A clear assignment of JAK/STAT components to CD or UC pathogenesis is difficult due to pleiotropic and partially overlapping dysregulation of JAK/STAT molecules or its regulators. Nevertheless, some general conclusions can be drawn:
First, in T-cells, STAT3 is associated with a critical role in both UC and CD pathogenesis and over-activation is linked to increased Th17 response and intestinal inflammation. Aberrant T-cell linked STAT1 expression is predominantly detected in CD and STAT6 expression predominantly in UC, while there is evidence for dysregulation of STAT4 in both entities. These data indicate a partial confirmation of the Th1/CD and Th2/UC concept but also hint at a certain impact of Th1 in UC.

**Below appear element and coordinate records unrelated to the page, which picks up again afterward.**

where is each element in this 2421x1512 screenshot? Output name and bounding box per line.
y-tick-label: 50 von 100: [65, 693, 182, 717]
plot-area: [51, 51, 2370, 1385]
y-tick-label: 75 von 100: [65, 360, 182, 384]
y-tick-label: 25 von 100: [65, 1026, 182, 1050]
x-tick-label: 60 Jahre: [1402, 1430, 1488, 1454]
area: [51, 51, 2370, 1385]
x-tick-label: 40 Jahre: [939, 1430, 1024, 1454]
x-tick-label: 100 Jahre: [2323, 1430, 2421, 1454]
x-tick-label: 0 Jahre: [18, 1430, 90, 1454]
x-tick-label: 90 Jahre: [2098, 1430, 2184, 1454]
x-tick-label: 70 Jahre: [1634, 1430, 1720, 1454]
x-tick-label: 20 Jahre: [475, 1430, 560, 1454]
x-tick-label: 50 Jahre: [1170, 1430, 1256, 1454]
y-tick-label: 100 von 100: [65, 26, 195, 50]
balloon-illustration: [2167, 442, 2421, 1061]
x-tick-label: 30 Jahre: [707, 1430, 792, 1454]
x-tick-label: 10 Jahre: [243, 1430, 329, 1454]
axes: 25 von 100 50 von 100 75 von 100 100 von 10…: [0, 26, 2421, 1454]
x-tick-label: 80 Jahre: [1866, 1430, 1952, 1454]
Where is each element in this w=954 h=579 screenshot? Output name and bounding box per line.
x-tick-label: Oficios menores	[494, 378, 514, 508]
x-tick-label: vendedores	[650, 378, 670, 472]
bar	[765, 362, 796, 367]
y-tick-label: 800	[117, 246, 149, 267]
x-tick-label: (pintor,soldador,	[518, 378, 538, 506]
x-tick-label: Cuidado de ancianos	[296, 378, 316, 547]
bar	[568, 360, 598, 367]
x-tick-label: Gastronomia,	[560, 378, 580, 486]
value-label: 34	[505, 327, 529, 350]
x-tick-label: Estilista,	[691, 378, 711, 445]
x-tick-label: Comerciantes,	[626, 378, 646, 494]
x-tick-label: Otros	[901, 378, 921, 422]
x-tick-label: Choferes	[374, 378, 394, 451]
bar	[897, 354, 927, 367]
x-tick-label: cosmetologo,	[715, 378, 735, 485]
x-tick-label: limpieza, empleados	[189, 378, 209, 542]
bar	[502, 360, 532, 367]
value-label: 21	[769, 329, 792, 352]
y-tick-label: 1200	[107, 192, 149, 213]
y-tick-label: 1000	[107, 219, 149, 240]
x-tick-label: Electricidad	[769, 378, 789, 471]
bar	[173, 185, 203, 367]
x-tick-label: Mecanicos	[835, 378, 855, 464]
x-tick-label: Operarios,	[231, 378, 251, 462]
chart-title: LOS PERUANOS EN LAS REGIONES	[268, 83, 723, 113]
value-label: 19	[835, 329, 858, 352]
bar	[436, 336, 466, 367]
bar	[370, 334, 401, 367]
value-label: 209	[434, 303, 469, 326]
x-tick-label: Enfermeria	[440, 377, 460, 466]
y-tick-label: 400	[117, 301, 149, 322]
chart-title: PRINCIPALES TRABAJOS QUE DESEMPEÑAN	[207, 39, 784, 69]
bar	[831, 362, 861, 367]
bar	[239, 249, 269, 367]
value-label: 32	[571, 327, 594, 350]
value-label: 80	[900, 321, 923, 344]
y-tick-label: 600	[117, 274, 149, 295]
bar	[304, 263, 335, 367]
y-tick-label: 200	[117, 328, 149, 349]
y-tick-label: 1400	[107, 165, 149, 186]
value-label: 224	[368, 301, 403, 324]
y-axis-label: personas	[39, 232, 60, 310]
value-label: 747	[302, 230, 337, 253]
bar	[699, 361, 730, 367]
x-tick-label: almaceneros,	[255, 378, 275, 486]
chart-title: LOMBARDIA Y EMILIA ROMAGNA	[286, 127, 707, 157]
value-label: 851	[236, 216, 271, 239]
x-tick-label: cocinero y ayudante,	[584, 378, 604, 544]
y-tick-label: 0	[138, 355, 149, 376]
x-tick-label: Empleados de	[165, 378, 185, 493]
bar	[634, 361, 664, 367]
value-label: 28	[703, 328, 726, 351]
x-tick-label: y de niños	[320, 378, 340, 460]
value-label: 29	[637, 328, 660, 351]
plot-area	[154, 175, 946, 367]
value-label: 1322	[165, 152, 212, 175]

Secondly, the overlap of both UC and CD-associated risk genes STAT3, JAK2, IL23R and IL12R, all being involved in Th17-cell differentiation, further strongly underlines the contribution of dysregulated Th17 response to both UC and CD. Furthermore, risk loci of genes associated with Th1 differentiation were found in both UC and CD such as STAT4 in both entities and STAT1-regulating PTP22 in CD and PTP11 in UC, respectively. These data further underline the importance of Th1 response in CD but again emphasize an overlap of Th1-cells which also contributes to UC and weaken the hypothesis of the specific role of Th1 in CD.
Thirdly, in contrast to lymphocytes, the JAK/STAT pathway has a more regulatory impact on myeloid cells in IBD. Only STAT1, mainly increased in UC-derived myeloid cells, seems to be associated with rather inflammatory features which points to a more inflammatory role of the JAK/STAT pathway in UC than CD and might partially explain the clinical response to tofacitinib in UC compared to patients with CD.
To conclude, the summarized data strongly indicate that development of sophisticated JAK/STAT inhibitors might further improve the efficacy and safety profiles of this drug class and improve their positioning in the therapeutic algorithm. This might be achieved by specific targeting of JAK/STAT components or cell subset specific JAK/STAT inhibition in T-cells to minimize the effects of JAK/STAT blockade on myeloid cells. Finally, assessment of specific genotypes as part of a personalized treatment approach might not only increase safety and efficacy of JAK/STAT inhibition including optimized dosing, but could also serve as a predictive marker for disease course in CD.